Robotics is being embraced in manufacturing across the globe and delivering significant benefits. To remain competitive the UK can, and should, be doing the same.

La robotica viene sempre più adottata nel manifatturiero a livello globale, generando benefici significativi. Per rimanere competitiva, anche il Regno Unito può e deve seguire questa direzione.
Con i produttori britannici alle prese con sfide rilevanti – tra cui l’aumento dei costi dell’energia, del lavoro e delle materie prime, oltre alla persistente incertezza legata alla lunga uscita dall’Unione Europea – è fondamentale aumentare produttività ed efficienza per mantenere una posizione competitiva.
L’implementazione di tecnologie di automazione industriale ha dimostrato di migliorare sensibilmente l’efficienza produttiva, aumentando la costanza dell’output e garantendo standard di sicurezza più elevati. Tuttavia, il Regno Unito è attualmente in ritardo rispetto ad altre economie sviluppate in questo ambito. Un recente studio dell’International Federation of Robotics (IFR) evidenzia il rischio che il Paese resti indietro nell’adozione di tecnologie di automazione e robotica nei processi produttivi.
Misurando la densità robotica – ossia il numero di robot industriali installati ogni 10.000 addetti nel settore manifatturiero – il Regno Unito si colloca al 22° posto nel mondo con 71 unità, rispetto a una media globale di 74. I Paesi in testa alla classifica, Singapore e Corea del Sud, registrano rispettivamente una densità di 631 e 488 unità, un divario significativo.
La Germania guida l’Europa con una densità superiore di oltre quattro volte rispetto a quella del Regno Unito; non sorprende che la produttività tedesca sia nettamente superiore. Il basso livello di penetrazione nel Regno Unito appare particolarmente sorprendente, considerando la forza del Paese in settori in cui la robotica è cruciale, come l’automotive e l’aerospazio. Alla luce della sua solida tradizione ingegneristica e della presenza di università e centri di ricerca di livello mondiale, il Regno Unito dovrebbe essere all’avanguardia nell’automazione industriale, anziché inseguire.
Nonostante il ritardo attuale, esistono esempi di imprese britanniche altamente innovative che sviluppano e, soprattutto, commercializzano tecnologie robotiche altamente specializzate, come Sewtec (sistemi automatizzati di produzione e packaging), Tharsus (progettazione e produzione di robot per marchi leader come Ocado) e The Shadow Robot Company (mani robotiche antropomorfe avanzate). Queste realtà stanno tracciando la strada nel Regno Unito.
Le competenze tecniche e l’ambizione imprenditoriale che le caratterizzano, unite a un programma governativo strutturato, potrebbero consentire al Regno Unito di colmare il divario. Sebbene l’automazione industriale stia iniziando a ricevere maggiore attenzione nelle politiche pubbliche, incentivi e misure di sostegno restano limitati rispetto ad altri Paesi, ponendo il Regno Unito in una posizione di svantaggio.

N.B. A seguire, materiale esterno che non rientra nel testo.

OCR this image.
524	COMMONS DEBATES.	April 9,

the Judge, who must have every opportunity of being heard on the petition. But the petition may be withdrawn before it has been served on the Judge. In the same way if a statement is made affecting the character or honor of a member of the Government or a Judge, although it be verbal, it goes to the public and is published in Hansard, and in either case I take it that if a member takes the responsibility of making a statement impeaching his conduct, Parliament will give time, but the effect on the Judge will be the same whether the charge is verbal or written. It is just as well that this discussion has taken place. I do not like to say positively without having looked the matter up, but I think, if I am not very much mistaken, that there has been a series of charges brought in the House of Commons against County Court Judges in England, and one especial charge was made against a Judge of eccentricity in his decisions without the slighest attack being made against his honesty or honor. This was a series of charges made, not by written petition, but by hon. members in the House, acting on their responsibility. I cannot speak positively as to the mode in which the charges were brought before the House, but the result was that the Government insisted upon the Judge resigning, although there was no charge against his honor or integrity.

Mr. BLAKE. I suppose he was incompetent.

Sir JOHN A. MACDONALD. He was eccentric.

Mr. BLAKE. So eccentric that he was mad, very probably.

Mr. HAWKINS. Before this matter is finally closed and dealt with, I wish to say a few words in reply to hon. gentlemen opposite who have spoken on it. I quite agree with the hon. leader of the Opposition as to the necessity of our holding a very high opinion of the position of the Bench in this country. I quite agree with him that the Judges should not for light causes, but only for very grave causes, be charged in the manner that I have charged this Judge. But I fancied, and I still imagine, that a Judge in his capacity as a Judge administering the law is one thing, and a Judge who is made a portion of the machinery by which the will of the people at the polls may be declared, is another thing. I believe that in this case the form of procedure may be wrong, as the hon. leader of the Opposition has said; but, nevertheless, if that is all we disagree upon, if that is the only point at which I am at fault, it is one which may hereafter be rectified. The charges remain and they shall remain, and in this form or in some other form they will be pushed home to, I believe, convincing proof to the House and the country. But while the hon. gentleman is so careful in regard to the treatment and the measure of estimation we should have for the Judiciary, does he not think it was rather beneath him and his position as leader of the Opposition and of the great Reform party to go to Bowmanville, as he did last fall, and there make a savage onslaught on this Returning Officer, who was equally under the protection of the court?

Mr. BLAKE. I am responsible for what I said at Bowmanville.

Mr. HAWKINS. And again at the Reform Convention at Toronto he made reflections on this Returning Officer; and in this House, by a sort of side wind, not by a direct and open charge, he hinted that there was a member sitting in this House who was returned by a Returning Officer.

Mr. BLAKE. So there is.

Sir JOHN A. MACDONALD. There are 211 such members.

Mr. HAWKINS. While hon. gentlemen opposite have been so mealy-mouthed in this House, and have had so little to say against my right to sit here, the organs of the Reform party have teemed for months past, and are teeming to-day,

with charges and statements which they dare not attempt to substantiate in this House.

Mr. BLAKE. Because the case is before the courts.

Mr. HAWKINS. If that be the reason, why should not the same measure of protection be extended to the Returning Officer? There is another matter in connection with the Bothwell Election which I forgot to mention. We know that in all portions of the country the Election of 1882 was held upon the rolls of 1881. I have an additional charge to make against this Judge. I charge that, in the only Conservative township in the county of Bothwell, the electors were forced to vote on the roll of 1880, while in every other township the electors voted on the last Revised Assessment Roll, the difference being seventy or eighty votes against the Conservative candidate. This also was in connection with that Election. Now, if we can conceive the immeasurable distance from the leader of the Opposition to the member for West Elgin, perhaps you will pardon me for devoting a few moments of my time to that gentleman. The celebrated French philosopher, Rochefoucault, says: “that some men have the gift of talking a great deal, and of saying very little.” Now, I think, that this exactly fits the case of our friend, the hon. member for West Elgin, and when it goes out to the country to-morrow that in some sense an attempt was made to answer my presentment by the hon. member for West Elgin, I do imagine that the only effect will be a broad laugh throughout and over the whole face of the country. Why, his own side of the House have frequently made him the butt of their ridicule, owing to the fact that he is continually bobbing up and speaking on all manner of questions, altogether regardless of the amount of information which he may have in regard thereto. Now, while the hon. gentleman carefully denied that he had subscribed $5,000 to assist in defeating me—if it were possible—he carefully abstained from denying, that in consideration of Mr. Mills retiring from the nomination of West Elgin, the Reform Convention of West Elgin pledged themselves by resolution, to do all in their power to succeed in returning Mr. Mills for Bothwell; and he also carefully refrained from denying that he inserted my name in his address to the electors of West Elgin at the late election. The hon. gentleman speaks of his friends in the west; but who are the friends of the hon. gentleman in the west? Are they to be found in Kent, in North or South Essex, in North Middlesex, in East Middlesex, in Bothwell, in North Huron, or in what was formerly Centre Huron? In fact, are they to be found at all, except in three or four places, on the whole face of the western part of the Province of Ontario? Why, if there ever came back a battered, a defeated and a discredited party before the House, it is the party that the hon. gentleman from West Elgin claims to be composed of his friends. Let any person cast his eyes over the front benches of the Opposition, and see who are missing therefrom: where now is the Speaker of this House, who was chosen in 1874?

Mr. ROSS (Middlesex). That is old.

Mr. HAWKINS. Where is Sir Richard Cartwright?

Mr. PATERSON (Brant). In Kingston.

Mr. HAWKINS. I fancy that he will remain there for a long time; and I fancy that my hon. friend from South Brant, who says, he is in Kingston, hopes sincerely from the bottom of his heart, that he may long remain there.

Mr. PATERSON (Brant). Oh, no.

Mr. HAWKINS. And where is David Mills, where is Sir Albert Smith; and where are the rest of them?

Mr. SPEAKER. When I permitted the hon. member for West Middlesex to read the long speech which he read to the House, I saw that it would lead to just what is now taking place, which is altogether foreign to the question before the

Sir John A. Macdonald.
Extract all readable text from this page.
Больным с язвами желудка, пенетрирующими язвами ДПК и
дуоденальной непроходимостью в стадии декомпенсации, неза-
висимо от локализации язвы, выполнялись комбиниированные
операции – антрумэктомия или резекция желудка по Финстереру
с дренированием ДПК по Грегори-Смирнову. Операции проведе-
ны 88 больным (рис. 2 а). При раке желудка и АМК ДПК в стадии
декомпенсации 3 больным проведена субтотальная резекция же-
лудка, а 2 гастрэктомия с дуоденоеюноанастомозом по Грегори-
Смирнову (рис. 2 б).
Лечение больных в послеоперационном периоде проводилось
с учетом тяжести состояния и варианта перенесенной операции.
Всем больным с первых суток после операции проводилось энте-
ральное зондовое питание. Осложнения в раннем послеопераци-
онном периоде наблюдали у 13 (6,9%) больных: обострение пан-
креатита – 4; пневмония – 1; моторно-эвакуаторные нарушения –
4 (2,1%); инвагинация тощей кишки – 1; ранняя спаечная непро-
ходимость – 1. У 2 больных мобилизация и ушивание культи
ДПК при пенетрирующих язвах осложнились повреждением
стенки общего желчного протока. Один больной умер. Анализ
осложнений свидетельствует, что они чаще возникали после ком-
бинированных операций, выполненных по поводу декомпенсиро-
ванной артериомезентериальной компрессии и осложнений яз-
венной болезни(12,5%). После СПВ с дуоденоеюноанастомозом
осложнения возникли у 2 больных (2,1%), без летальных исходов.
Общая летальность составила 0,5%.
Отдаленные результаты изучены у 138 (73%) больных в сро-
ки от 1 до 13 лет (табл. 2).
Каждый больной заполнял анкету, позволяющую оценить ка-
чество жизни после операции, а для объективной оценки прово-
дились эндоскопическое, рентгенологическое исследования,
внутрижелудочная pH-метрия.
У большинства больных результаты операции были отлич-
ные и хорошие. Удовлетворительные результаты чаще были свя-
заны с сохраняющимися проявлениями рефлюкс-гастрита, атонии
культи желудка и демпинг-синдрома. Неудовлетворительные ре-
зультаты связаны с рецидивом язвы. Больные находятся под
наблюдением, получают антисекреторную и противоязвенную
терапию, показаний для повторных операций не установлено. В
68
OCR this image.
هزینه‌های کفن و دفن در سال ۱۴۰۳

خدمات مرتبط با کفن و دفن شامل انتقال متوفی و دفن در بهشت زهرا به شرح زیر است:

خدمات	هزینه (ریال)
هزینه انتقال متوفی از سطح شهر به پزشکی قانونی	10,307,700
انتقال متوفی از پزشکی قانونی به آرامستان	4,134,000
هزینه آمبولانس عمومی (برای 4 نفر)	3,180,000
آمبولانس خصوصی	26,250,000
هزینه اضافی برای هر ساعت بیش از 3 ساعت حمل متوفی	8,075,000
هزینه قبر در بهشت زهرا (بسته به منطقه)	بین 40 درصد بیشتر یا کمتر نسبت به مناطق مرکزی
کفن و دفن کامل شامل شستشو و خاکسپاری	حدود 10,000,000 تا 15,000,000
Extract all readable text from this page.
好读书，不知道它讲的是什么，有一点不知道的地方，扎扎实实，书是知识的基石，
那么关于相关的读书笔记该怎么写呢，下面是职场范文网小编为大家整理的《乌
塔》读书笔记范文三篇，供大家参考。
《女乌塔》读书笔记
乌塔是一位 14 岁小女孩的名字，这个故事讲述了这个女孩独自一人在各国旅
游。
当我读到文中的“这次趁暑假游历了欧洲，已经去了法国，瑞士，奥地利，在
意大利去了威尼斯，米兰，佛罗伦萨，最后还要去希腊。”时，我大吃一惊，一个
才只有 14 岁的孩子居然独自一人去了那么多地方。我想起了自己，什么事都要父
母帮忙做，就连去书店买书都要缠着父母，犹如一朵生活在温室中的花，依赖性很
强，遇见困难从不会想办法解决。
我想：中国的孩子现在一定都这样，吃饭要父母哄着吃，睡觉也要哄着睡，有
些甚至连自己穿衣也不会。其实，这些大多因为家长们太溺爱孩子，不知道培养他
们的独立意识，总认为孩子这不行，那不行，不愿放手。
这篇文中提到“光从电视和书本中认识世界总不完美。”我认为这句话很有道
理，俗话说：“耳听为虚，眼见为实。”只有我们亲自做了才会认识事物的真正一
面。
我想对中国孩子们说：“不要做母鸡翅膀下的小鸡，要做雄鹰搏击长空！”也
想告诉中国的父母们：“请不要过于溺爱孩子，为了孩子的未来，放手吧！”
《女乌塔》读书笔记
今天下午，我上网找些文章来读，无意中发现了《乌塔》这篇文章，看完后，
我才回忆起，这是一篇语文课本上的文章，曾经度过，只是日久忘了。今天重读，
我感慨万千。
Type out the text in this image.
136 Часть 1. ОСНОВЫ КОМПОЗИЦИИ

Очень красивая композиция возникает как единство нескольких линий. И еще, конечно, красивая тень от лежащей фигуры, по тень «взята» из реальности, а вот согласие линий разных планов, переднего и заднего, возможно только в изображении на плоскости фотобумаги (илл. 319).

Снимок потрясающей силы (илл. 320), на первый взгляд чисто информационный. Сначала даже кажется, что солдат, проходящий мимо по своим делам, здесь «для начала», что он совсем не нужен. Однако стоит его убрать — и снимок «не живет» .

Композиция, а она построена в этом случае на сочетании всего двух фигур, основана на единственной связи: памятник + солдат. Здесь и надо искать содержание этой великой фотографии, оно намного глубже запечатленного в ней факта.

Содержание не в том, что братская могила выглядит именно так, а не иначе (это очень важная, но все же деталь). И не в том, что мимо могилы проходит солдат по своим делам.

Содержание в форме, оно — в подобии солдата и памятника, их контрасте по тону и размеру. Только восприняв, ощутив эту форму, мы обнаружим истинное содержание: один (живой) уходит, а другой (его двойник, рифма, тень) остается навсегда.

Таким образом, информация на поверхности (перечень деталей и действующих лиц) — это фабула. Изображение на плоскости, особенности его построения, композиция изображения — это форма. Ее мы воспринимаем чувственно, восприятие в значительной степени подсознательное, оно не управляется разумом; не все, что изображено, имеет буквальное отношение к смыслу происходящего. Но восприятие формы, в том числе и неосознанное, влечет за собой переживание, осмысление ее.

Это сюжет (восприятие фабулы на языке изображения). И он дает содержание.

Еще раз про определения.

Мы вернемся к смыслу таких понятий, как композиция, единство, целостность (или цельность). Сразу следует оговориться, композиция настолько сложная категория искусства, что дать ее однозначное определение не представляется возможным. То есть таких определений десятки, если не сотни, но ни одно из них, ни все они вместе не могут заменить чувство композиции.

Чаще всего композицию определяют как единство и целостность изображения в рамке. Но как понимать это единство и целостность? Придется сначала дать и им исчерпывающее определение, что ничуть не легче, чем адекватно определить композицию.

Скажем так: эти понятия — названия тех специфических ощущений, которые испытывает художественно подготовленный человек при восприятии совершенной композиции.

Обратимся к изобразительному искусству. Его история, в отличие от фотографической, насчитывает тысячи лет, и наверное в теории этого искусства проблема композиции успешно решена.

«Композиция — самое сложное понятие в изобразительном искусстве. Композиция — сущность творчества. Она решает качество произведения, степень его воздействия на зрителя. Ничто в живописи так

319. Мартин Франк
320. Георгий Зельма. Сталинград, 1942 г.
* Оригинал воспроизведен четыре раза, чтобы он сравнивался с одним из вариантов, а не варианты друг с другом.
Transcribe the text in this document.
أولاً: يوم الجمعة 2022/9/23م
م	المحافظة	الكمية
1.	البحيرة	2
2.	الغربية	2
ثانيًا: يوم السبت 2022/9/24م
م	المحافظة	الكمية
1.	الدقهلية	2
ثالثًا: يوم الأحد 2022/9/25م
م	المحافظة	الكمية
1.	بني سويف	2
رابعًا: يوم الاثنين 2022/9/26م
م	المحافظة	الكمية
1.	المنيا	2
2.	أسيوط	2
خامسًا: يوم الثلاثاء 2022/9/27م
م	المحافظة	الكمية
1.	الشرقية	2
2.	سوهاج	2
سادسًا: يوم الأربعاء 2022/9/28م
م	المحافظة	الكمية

Il sistema fiscale potrebbe essere utilizzato per incentivare l’adozione di tecnologie di automazione avanzate, analogamente a quanto già avviene per ricerca e sviluppo. È fondamentale che tali politiche non si limitino agli investimenti in beni strumentali, ma includano anche le risorse destinate alla formazione e allo sviluppo del personale, così da garantire un’adeguata disponibilità di manodopera qualificata in grado di gestire e mantenere impianti modernizzati.
La robotica è ormai una realtà consolidata nel manifatturiero globale e sta producendo benefici tangibili. Per restare competitiva, il Regno Unito può e deve fare lo stesso.